Ziad was involved in a heated exchange Monday with Rehavam Ze’evi, leader of the far-right Moledet party, and Likud Knesset members, which culminated in efforts by ushers to remove him forcibly from the rostrum, at the request of the acting speaker.

A separate case involving another Hadash Knesset member, Hashem Mahmid, was deferred Tuesday by the House Committee without a vote.

Taken together, the two incidents are viewed as worrying signs of deterioration in relations between Jewish and Arab politicians in parliamentary life.

Both Ziad’s behavior in the Knesset, and statements made by Mahmid in a visit to the Gaza Strip last week, are regarded as virtually unprecedented in the annals of the Knesset.

Mahmid, an Israeli Arab, was understood to be calling on Palestinians in the territories to resort to violence in their uprising — although he himself denies that this was the intention or import of his remarks.

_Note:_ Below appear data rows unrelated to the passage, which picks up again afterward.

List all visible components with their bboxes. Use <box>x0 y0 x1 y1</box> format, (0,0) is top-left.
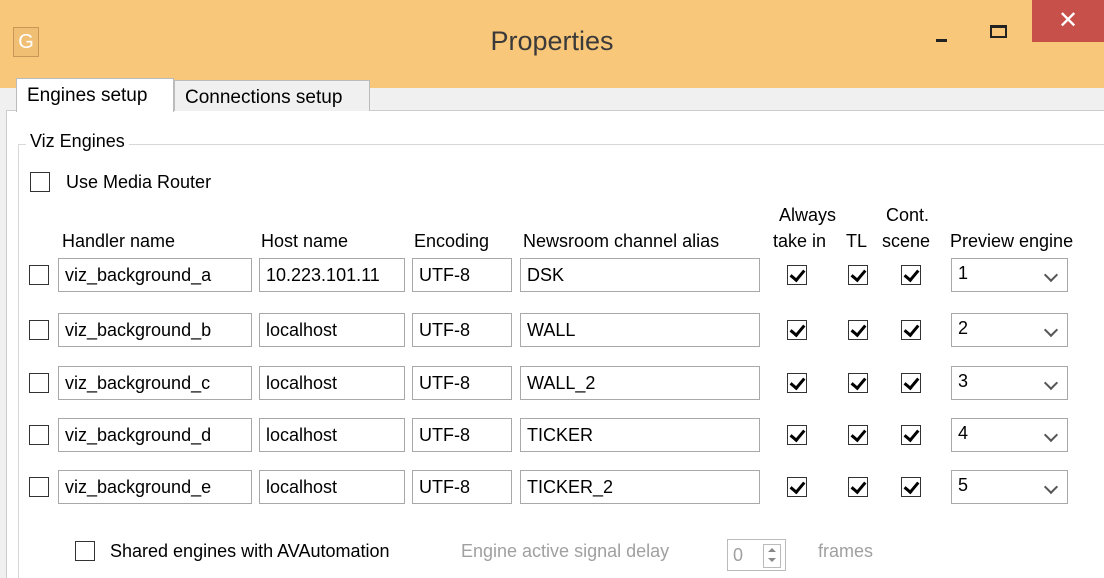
header-preview-engine: Preview engine <box>950 231 1074 251</box>
tl-checkbox[interactable] <box>848 425 868 445</box>
shared-engines-label: Shared engines with AVAutomation <box>110 541 390 561</box>
header-encoding: Encoding <box>414 231 490 251</box>
cont-scene-checkbox[interactable] <box>901 320 921 340</box>
close-button[interactable]: ✕ <box>1032 0 1104 42</box>
host-name-field[interactable]: localhost <box>259 313 405 347</box>
spinner-down-icon[interactable] <box>768 558 776 562</box>
header-always-line2: take in <box>773 231 827 251</box>
chevron-down-icon <box>1043 427 1059 443</box>
preview-engine-value: 5 <box>958 475 969 495</box>
preview-engine-select[interactable]: 5 <box>951 470 1068 504</box>
header-cont-line1: Cont. <box>886 205 930 225</box>
header-cont-line2: scene <box>882 231 931 251</box>
host-name-field[interactable]: localhost <box>259 366 405 400</box>
handler-name-field[interactable]: viz_background_e <box>58 470 252 504</box>
alias-field[interactable]: TICKER <box>520 418 760 452</box>
alias-field[interactable]: TICKER_2 <box>520 470 760 504</box>
alias-field[interactable]: WALL <box>520 313 760 347</box>
preview-engine-value: 2 <box>958 318 969 338</box>
row-select-checkbox[interactable] <box>29 320 49 340</box>
alias-field[interactable]: WALL_2 <box>520 366 760 400</box>
use-media-router-checkbox[interactable] <box>30 172 50 192</box>
encoding-field[interactable]: UTF-8 <box>412 470 512 504</box>
row-select-checkbox[interactable] <box>29 373 49 393</box>
chevron-down-icon <box>1043 375 1059 391</box>
engine-delay-value: 0 <box>733 545 744 565</box>
cont-scene-checkbox[interactable] <box>901 373 921 393</box>
engine-delay-spinner[interactable]: 0 <box>727 539 786 571</box>
viz-engines-group <box>18 144 1104 578</box>
tl-checkbox[interactable] <box>848 320 868 340</box>
row-select-checkbox[interactable] <box>29 265 49 285</box>
cont-scene-checkbox[interactable] <box>901 477 921 497</box>
row-select-checkbox[interactable] <box>29 477 49 497</box>
cont-scene-checkbox[interactable] <box>901 425 921 445</box>
header-always-line1: Always <box>779 205 837 225</box>
host-name-field[interactable]: localhost <box>259 470 405 504</box>
host-name-field[interactable]: 10.223.101.11 <box>259 258 405 292</box>
header-newsroom-alias: Newsroom channel alias <box>523 231 720 251</box>
always-take-in-checkbox[interactable] <box>787 425 807 445</box>
frames-label: frames <box>818 541 874 561</box>
always-take-in-checkbox[interactable] <box>787 477 807 497</box>
preview-engine-select[interactable]: 2 <box>951 313 1068 347</box>
use-media-router-label: Use Media Router <box>66 172 212 192</box>
shared-engines-checkbox[interactable] <box>75 541 95 561</box>
handler-name-field[interactable]: viz_background_a <box>58 258 252 292</box>
maximize-button[interactable] <box>976 18 1020 58</box>
preview-engine-value: 1 <box>958 263 969 283</box>
encoding-field[interactable]: UTF-8 <box>412 313 512 347</box>
spinner-buttons[interactable] <box>763 544 781 568</box>
minimize-icon <box>936 39 947 42</box>
handler-name-field[interactable]: viz_background_c <box>58 366 252 400</box>
always-take-in-checkbox[interactable] <box>787 320 807 340</box>
group-label: Viz Engines <box>26 131 129 152</box>
tl-checkbox[interactable] <box>848 373 868 393</box>
minimize-button[interactable] <box>920 18 964 58</box>
header-handler-name: Handler name <box>62 231 176 251</box>
row-select-checkbox[interactable] <box>29 425 49 445</box>
encoding-field[interactable]: UTF-8 <box>412 366 512 400</box>
tab-connections-setup[interactable]: Connections setup <box>174 80 370 111</box>
preview-engine-select[interactable]: 1 <box>951 258 1068 292</box>
header-host-name: Host name <box>261 231 349 251</box>
tab-engines-setup[interactable]: Engines setup <box>16 78 174 112</box>
always-take-in-checkbox[interactable] <box>787 265 807 285</box>
preview-engine-value: 4 <box>958 423 969 443</box>
cont-scene-checkbox[interactable] <box>901 265 921 285</box>
engine-delay-label: Engine active signal delay <box>461 541 670 561</box>
chevron-down-icon <box>1043 267 1059 283</box>
tl-checkbox[interactable] <box>848 265 868 285</box>
encoding-field[interactable]: UTF-8 <box>412 418 512 452</box>
preview-engine-value: 3 <box>958 371 969 391</box>
host-name-field[interactable]: localhost <box>259 418 405 452</box>
tl-checkbox[interactable] <box>848 477 868 497</box>
alias-field[interactable]: DSK <box>520 258 760 292</box>
chevron-down-icon <box>1043 322 1059 338</box>
chevron-down-icon <box>1043 479 1059 495</box>
spinner-up-icon[interactable] <box>768 548 776 552</box>
preview-engine-select[interactable]: 3 <box>951 366 1068 400</box>
handler-name-field[interactable]: viz_background_d <box>58 418 252 452</box>
always-take-in-checkbox[interactable] <box>787 373 807 393</box>
maximize-icon <box>990 25 1007 38</box>
preview-engine-select[interactable]: 4 <box>951 418 1068 452</box>
encoding-field[interactable]: UTF-8 <box>412 258 512 292</box>
handler-name-field[interactable]: viz_background_b <box>58 313 252 347</box>
header-tl: TL <box>846 231 868 251</box>
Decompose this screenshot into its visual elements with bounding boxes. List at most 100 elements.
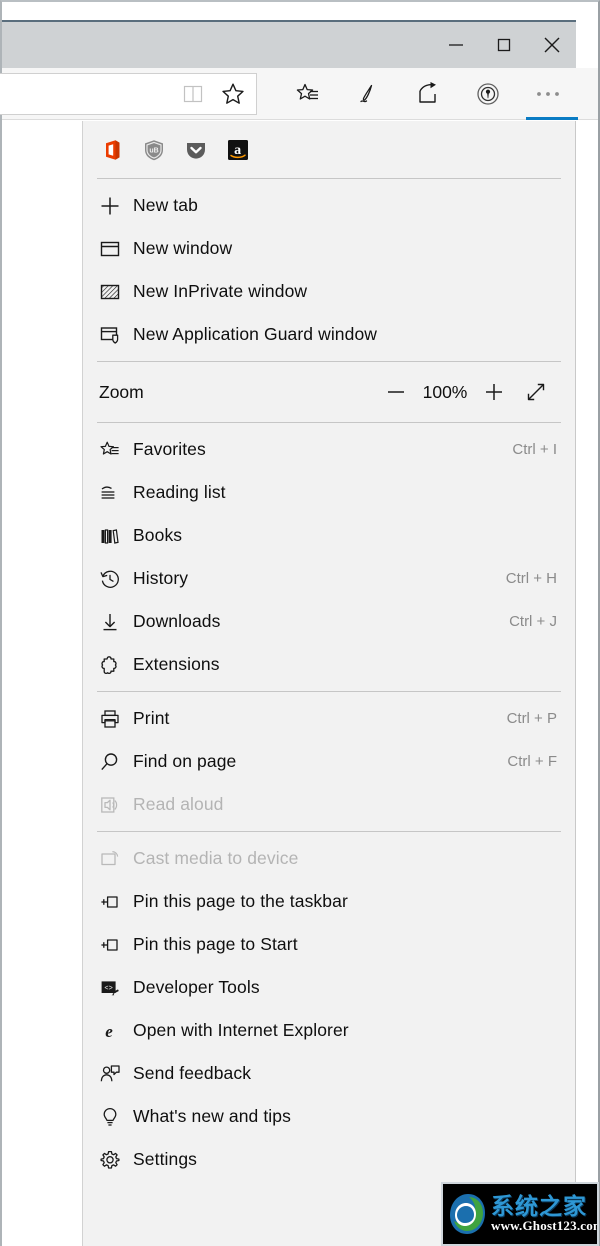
menu-item-read-aloud[interactable]: Read aloud <box>83 783 575 826</box>
read-aloud-speaker-icon <box>99 794 133 816</box>
favorites-star-list-icon <box>99 439 133 461</box>
menu-item-label: New InPrivate window <box>133 281 307 302</box>
menu-item-find-on-page[interactable]: Find on page Ctrl + F <box>83 740 575 783</box>
pin-icon <box>99 934 133 956</box>
watermark-logo-icon <box>447 1191 489 1237</box>
password-key-icon[interactable] <box>458 68 518 120</box>
favorite-star-icon[interactable] <box>220 81 246 107</box>
zoom-out-button[interactable] <box>375 372 417 412</box>
menu-item-label: Cast media to device <box>133 848 298 869</box>
menu-item-pin-page-to-taskbar[interactable]: Pin this page to the taskbar <box>83 880 575 923</box>
menu-item-label: What's new and tips <box>133 1106 291 1127</box>
menu-item-new-window[interactable]: New window <box>83 227 575 270</box>
menu-item-label: New window <box>133 238 232 259</box>
menu-separator <box>97 831 561 832</box>
address-bar[interactable] <box>0 73 257 115</box>
svg-text:uB: uB <box>149 147 158 154</box>
menu-item-print[interactable]: Print Ctrl + P <box>83 697 575 740</box>
cast-screen-icon <box>99 848 133 870</box>
menu-item-label: History <box>133 568 188 589</box>
hub-icon[interactable] <box>278 68 338 120</box>
settings-and-more-menu: uB a <box>82 121 576 1246</box>
internet-explorer-e-icon: e <box>99 1020 133 1042</box>
menu-item-label: Find on page <box>133 751 236 772</box>
inprivate-window-icon <box>99 281 133 303</box>
history-clock-icon <box>99 568 133 590</box>
menu-separator <box>97 361 561 362</box>
more-ellipsis-icon[interactable] <box>518 68 578 120</box>
minimize-button[interactable] <box>432 22 480 68</box>
library-group: Favorites Ctrl + I Reading list <box>83 428 575 686</box>
menu-item-favorites[interactable]: Favorites Ctrl + I <box>83 428 575 471</box>
share-icon[interactable] <box>398 68 458 120</box>
menu-item-label: Read aloud <box>133 794 224 815</box>
ublock-shield-extension-icon[interactable]: uB <box>141 137 167 163</box>
menu-item-label: Books <box>133 525 182 546</box>
menu-item-settings[interactable]: Settings <box>83 1138 575 1181</box>
menu-item-shortcut: Ctrl + J <box>509 613 557 630</box>
maximize-button[interactable] <box>480 22 528 68</box>
gear-icon <box>99 1149 133 1171</box>
menu-item-extensions[interactable]: Extensions <box>83 643 575 686</box>
menu-item-label: Downloads <box>133 611 220 632</box>
menu-item-downloads[interactable]: Downloads Ctrl + J <box>83 600 575 643</box>
pin-icon <box>99 891 133 913</box>
menu-item-label: Settings <box>133 1149 197 1170</box>
menu-item-new-tab[interactable]: New tab <box>83 184 575 227</box>
menu-item-open-with-internet-explorer[interactable]: e Open with Internet Explorer <box>83 1009 575 1052</box>
menu-item-history[interactable]: History Ctrl + H <box>83 557 575 600</box>
extension-icons-row: uB a <box>83 125 575 173</box>
new-window-group: New tab New window New InPrivate window <box>83 184 575 356</box>
actions-group: Cast media to device Pin this page to th… <box>83 837 575 1181</box>
printer-icon <box>99 708 133 730</box>
menu-item-shortcut: Ctrl + I <box>512 441 557 458</box>
zoom-controls: 100% <box>375 372 557 412</box>
menu-item-label: New tab <box>133 195 198 216</box>
window-icon <box>99 238 133 260</box>
watermark-title: 系统之家 <box>491 1195 599 1219</box>
fullscreen-arrows-icon[interactable] <box>515 372 557 412</box>
menu-item-whats-new-and-tips[interactable]: What's new and tips <box>83 1095 575 1138</box>
extensions-puzzle-icon <box>99 654 133 676</box>
zoom-value: 100% <box>417 382 473 403</box>
watermark-text: 系统之家 www.Ghost123.com <box>491 1195 599 1233</box>
menu-item-shortcut: Ctrl + H <box>506 570 557 587</box>
menu-item-label: Developer Tools <box>133 977 260 998</box>
browser-toolbar <box>2 68 598 120</box>
menu-item-label: Pin this page to Start <box>133 934 298 955</box>
svg-text:e: e <box>105 1022 113 1041</box>
menu-item-cast-media-to-device[interactable]: Cast media to device <box>83 837 575 880</box>
reading-list-icon <box>99 482 133 504</box>
lightbulb-icon <box>99 1106 133 1128</box>
menu-item-send-feedback[interactable]: Send feedback <box>83 1052 575 1095</box>
menu-item-label: Send feedback <box>133 1063 251 1084</box>
menu-item-books[interactable]: Books <box>83 514 575 557</box>
office-extension-icon[interactable] <box>99 137 125 163</box>
menu-item-pin-page-to-start[interactable]: Pin this page to Start <box>83 923 575 966</box>
menu-separator <box>97 691 561 692</box>
reading-view-icon[interactable] <box>180 81 206 107</box>
menu-item-label: Favorites <box>133 439 206 460</box>
menu-item-shortcut: Ctrl + F <box>507 753 557 770</box>
menu-item-shortcut: Ctrl + P <box>507 710 557 727</box>
menu-item-new-inprivate-window[interactable]: New InPrivate window <box>83 270 575 313</box>
plus-icon <box>99 195 133 217</box>
menu-item-reading-list[interactable]: Reading list <box>83 471 575 514</box>
toolbar-buttons <box>278 68 598 120</box>
pocket-extension-icon[interactable] <box>183 137 209 163</box>
menu-separator <box>97 422 561 423</box>
download-arrow-icon <box>99 611 133 633</box>
menu-item-label: Reading list <box>133 482 226 503</box>
web-note-pen-icon[interactable] <box>338 68 398 120</box>
menu-item-developer-tools[interactable]: <> Developer Tools <box>83 966 575 1009</box>
close-button[interactable] <box>528 22 576 68</box>
svg-text:<>: <> <box>104 985 112 993</box>
amazon-extension-icon[interactable]: a <box>225 137 251 163</box>
browser-window: uB a <box>0 0 600 1246</box>
search-magnifier-icon <box>99 751 133 773</box>
menu-item-new-application-guard-window[interactable]: New Application Guard window <box>83 313 575 356</box>
developer-tools-icon: <> <box>99 977 133 999</box>
send-feedback-person-icon <box>99 1063 133 1085</box>
menu-separator <box>97 178 561 179</box>
zoom-in-button[interactable] <box>473 372 515 412</box>
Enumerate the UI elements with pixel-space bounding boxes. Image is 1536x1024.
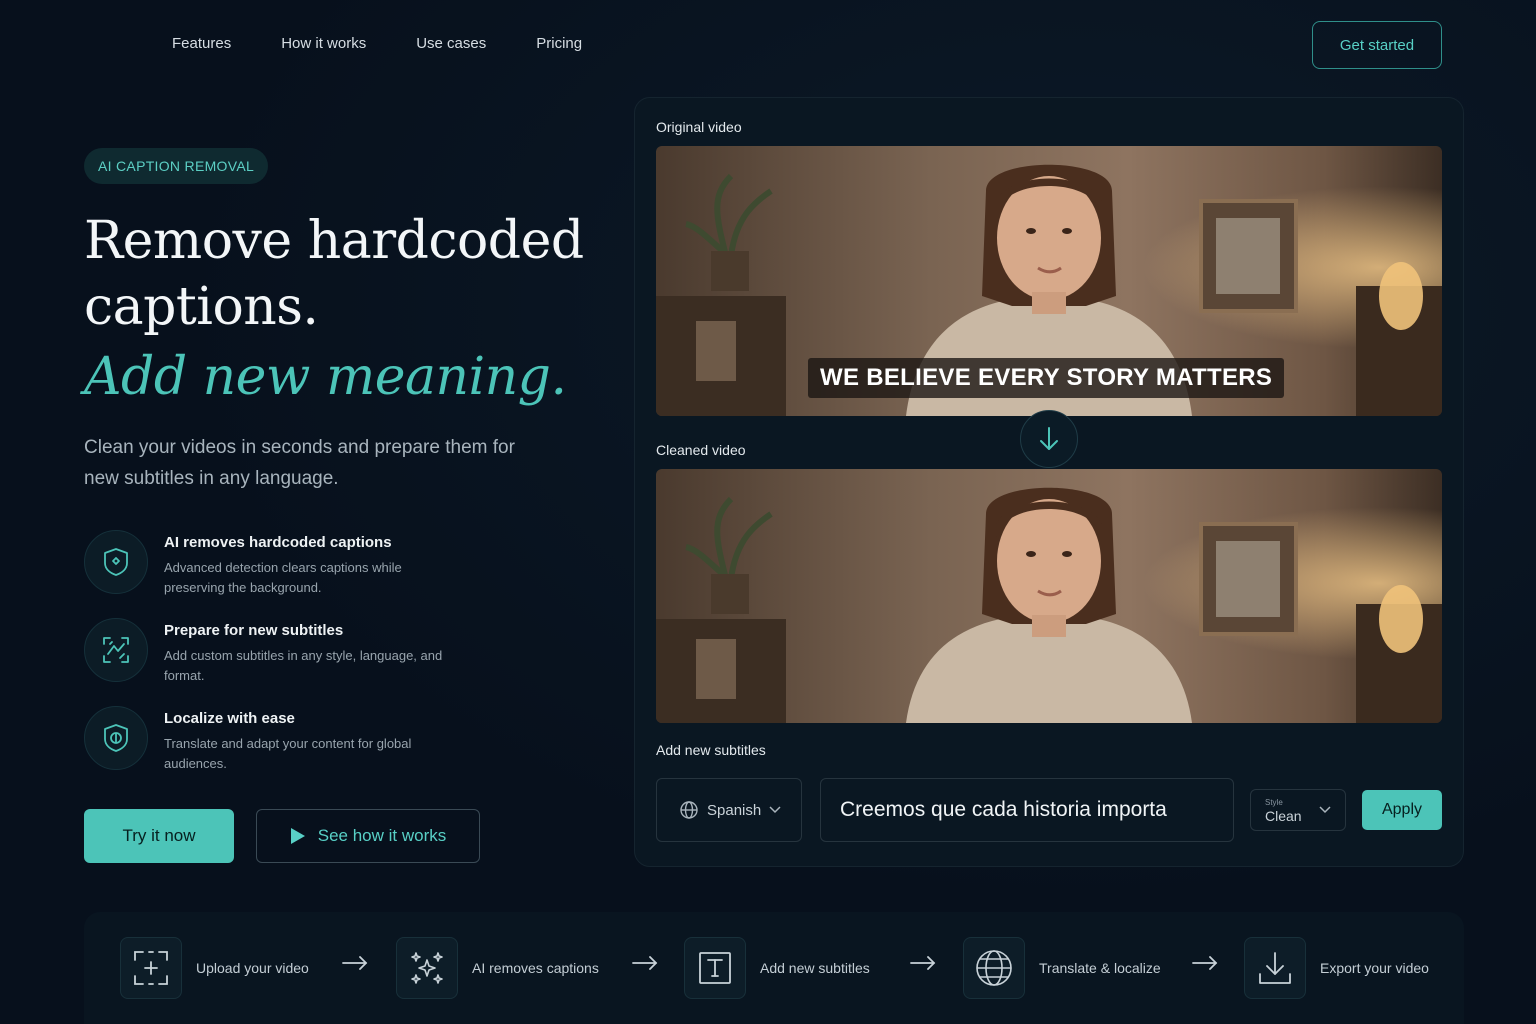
top-nav: Features How it works Use cases Pricing — [172, 24, 582, 64]
arrow-down-icon — [1020, 410, 1078, 468]
step-label: Add new subtitles — [760, 960, 870, 976]
add-subtitles-label: Add new subtitles — [656, 742, 766, 758]
hero-subtitle: Clean your videos in seconds and prepare… — [84, 437, 515, 489]
feature-description: Add custom subtitles in any style, langu… — [164, 648, 443, 683]
arrow-right-icon — [1192, 956, 1218, 970]
feature-description: Advanced detection clears captions while… — [164, 560, 402, 595]
subtitle-controls: Spanish Style Clean Apply — [656, 778, 1442, 842]
globe-icon — [963, 937, 1025, 999]
feature-item: AI removes hardcoded captions Advanced d… — [84, 530, 504, 618]
arrow-right-icon — [632, 956, 658, 970]
step-label: Upload your video — [196, 960, 309, 976]
upload-frame-icon — [120, 937, 182, 999]
language-value: Spanish — [707, 801, 762, 819]
nav-use-cases[interactable]: Use cases — [416, 24, 486, 64]
hero-badge: AI CAPTION REMOVAL — [84, 148, 269, 184]
shield-globe-icon — [84, 706, 148, 770]
video-frame-image — [656, 469, 1442, 723]
chevron-down-icon — [769, 806, 781, 814]
step-label: Export your video — [1320, 960, 1429, 976]
try-it-now-button[interactable]: Try it now — [84, 809, 234, 863]
step-export: Export your video — [1244, 936, 1429, 1000]
step-translate: Translate & localize — [963, 936, 1161, 1000]
hero-title: Remove hardcoded captions. — [84, 208, 604, 340]
text-box-icon — [684, 937, 746, 999]
feature-list: AI removes hardcoded captions Advanced d… — [84, 530, 504, 794]
style-select-value: Clean — [1265, 808, 1302, 824]
arrow-right-icon — [342, 956, 368, 970]
get-started-button[interactable]: Get started — [1312, 21, 1442, 69]
feature-title: Localize with ease — [164, 710, 295, 727]
burned-in-caption: WE BELIEVE EVERY STORY MATTERS — [808, 358, 1285, 398]
language-select[interactable]: Spanish — [656, 778, 802, 842]
feature-title: AI removes hardcoded captions — [164, 534, 392, 551]
feature-title: Prepare for new subtitles — [164, 622, 344, 639]
feature-item: Prepare for new subtitles Add custom sub… — [84, 618, 504, 706]
shield-icon — [84, 530, 148, 594]
nav-how-it-works[interactable]: How it works — [281, 24, 366, 64]
subtitle-text-input[interactable] — [820, 778, 1234, 842]
step-ai-removes: AI removes captions — [396, 936, 599, 1000]
download-icon — [1244, 937, 1306, 999]
apply-button[interactable]: Apply — [1362, 790, 1442, 830]
arrow-right-icon — [910, 956, 936, 970]
globe-icon — [680, 801, 698, 819]
play-icon — [290, 828, 305, 844]
nav-pricing[interactable]: Pricing — [536, 24, 582, 64]
see-how-it-works-button[interactable]: See how it works — [256, 809, 480, 863]
original-video-player[interactable]: WE BELIEVE EVERY STORY MATTERS — [656, 146, 1442, 416]
chevron-down-icon — [1319, 806, 1331, 814]
cleaned-video-player[interactable] — [656, 469, 1442, 723]
original-video-label: Original video — [656, 119, 742, 135]
hero-accent-title: Add new meaning. — [84, 347, 567, 407]
cleaned-video-label: Cleaned video — [656, 442, 746, 458]
feature-item: Localize with ease Translate and adapt y… — [84, 706, 504, 794]
style-select[interactable]: Style Clean — [1250, 789, 1346, 831]
feature-description: Translate and adapt your content for glo… — [164, 736, 412, 771]
see-how-it-works-label: See how it works — [317, 826, 447, 845]
hero-title-line2: captions. — [84, 277, 319, 337]
workflow-steps: Upload your video AI removes captions Ad… — [84, 912, 1464, 1024]
sparkles-icon — [396, 937, 458, 999]
subtitles-transform-icon — [84, 618, 148, 682]
demo-panel: Original video WE BELIEVE EVERY STORY MA — [634, 97, 1464, 867]
step-upload: Upload your video — [120, 936, 309, 1000]
step-label: AI removes captions — [472, 960, 599, 976]
nav-features[interactable]: Features — [172, 24, 231, 64]
step-label: Translate & localize — [1039, 960, 1161, 976]
hero-title-line1: Remove hardcoded — [84, 211, 584, 271]
step-add-subtitles: Add new subtitles — [684, 936, 870, 1000]
style-select-label: Style — [1265, 798, 1283, 807]
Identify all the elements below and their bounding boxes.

A number of Likud Knesset members have demanded that he be stripped of his parliamentary immunity, so that he can be prosecuted for incitement.

Ziad’s punishment was determined by the House Committee late Monday night, but he exercised his right of appeal before the full plenary Tuesday.

The Hadash Knesset member claimed he was provoked by a string of racist catcalls from the Likud benches. He denied acting disrespectfully toward the acting speaker, Esther Salamovitch of Tsomet. But it was this aspect of his conduct that moved the entire Knesset, barring his own Hadash colleagues, to vote in favor of the maximum punishment being meted out to him.

Tempers rose at the House Committee on Tuesday, in the discussion of Mahmid’s case, when Likud Knesset members accused the chairman, Haggai Merom of Labor, of deliberately dragging out the proceedings and avoiding a vote in order not to anger the Hadash members during this week of crucial budget votes in the plenary.

Merom hotly denied this accusation and cited his firm stand against Ziad as proof of his objectivity.